I was thinking about this same phenomenon as I finished reading David Sedaris's Naked recently. Most of his material comes from earlier in life, much of it from unpleasant jobs, but it seems he started seeking out unusual experiences to write about.

On second thought, I think I'll change my answer to songwriter.

Fred said...

Though due to the language barrier, it would be very difficult or insolvable to find an answer to me. it nevertheless gave me a mental leap into some -one tracked mind- Blogger or Author?

Tillerman said...

Well done Beachcomber. The quotation was indeed originally about songwriting. It is by Keith Richards of the Rolling Stones and is from his recent autobiography Life.

Rather than write more here I think I'll write another post soon on the topic of why writing a blog post and writing a popular song have so much in common.

JP said...

I was going to say some sort of writer too.

I was interested in what O'Docker had to say as I usually feel more self-conscious with a camera and less the unseen observer.

Unlike a writer with a notepad with a camera I feel as if I'm intruding

bonnie said...

I immediately thought author or journalist.

Tillerman said...

A journalist has a notepad and a photographer has a camera. Usually you know who they are.

A blogger (or a songwriter) is a secret observer. You may not even know that's who they are. Until you end up in their song!

"You're so vain. I'll bet you think this song is about you. Don't you? Don't you?"

I had a classic case of "I'll bet you think this song is about you" when I wrote Uncrustables!. Believe it or not, somebody associated with a regatta (that I didn't attend and was actually held after I published the post) was concerned that people might think I was writing about them, and asked me to clear up the confusion.

Tillerman said...

Of course, sometimes the blogger is too dumb to realize what he is seeing or whom he is talking to.

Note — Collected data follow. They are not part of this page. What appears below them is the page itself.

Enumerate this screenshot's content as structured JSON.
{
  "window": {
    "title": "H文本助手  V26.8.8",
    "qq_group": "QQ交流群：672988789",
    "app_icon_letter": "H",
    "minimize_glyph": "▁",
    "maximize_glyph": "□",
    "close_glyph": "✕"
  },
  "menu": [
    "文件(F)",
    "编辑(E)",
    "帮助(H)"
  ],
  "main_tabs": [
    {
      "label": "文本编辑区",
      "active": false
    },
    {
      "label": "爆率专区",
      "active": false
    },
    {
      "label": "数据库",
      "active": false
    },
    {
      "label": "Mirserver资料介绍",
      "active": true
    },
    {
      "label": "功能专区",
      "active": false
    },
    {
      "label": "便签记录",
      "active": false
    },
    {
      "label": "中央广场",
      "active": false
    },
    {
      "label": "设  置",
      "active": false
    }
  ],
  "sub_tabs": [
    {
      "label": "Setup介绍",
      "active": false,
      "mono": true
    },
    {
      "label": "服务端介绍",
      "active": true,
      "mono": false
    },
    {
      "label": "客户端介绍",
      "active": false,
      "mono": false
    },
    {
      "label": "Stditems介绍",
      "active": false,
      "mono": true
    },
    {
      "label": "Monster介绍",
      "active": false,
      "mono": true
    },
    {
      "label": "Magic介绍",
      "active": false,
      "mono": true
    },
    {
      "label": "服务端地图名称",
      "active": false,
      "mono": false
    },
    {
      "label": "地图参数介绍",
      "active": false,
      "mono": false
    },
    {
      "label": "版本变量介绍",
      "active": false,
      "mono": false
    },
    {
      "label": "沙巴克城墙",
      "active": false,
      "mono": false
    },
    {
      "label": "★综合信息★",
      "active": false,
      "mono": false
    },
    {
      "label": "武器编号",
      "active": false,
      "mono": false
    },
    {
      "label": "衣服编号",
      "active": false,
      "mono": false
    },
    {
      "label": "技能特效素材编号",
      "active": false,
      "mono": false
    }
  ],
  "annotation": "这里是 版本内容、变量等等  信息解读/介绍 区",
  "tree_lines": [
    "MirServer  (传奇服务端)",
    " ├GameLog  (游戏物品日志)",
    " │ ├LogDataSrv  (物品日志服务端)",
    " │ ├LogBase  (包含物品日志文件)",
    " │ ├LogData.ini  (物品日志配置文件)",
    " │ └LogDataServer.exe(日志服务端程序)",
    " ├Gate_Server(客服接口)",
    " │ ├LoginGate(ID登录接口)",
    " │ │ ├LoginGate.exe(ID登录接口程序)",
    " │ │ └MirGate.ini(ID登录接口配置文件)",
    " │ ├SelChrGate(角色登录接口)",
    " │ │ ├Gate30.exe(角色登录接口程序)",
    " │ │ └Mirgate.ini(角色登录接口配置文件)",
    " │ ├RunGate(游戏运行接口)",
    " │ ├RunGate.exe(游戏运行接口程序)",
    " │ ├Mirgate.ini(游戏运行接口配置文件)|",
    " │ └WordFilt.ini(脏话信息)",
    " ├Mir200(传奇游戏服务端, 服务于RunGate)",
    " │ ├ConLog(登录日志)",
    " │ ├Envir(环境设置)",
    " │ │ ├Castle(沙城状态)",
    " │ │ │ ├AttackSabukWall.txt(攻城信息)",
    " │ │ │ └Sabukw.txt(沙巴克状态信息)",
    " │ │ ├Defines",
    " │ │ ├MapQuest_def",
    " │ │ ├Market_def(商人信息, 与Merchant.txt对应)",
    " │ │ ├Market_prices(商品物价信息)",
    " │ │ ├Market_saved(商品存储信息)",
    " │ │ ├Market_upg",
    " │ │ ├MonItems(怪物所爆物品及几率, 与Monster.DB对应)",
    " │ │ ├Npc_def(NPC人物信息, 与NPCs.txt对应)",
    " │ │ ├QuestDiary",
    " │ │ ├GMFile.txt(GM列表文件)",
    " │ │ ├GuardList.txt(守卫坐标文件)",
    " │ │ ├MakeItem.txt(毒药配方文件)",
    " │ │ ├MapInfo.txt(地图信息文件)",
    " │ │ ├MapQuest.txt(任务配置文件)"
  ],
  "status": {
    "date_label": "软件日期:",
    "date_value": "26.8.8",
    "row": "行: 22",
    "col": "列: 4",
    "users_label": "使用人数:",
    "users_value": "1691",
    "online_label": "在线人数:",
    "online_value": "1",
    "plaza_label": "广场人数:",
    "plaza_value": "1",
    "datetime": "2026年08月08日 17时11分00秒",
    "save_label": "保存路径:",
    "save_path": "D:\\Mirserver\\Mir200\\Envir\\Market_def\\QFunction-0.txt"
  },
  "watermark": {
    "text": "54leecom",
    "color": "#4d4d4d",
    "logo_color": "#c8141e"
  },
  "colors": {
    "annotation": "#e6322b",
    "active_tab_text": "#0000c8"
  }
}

After seeing a random picture from many years ago on another blog this weekend, and then some Googling around among race results and recent pictures, I am now 99% certain that I was chatting last week to one of the most famous figures in the sailing world over the last few decades. And I had no idea at the time who he was!

Bloggable moment missed!

O Docker said...

Did he ask you if you knew how to drive a 45-foot catamaran?

Tillerman said...

No, we talked mainly about the Red Sox. He's not involved in the America's Cup as far as I know and I don't think he ever has been.

O Docker said...

Just curious.

Apparently, they're asking everyone that, lately.

Tillerman said...

Round here they just ask if you know how Jon Lester's pitching.

BeachComber said...

Tillerman, your unwitting encounter with a famous person from the sailing world is absolutely blog worthy. It's quite amusing. Also, I'm now curious to know who it was. Maybe that could be another quiz...?

On the topic of this quiz, now that I know it was Keith Richards, I remember hearing his interview with Terry Gross a few months ago. I'd forgotten about it, but it's probably what caused the little spark in my brain.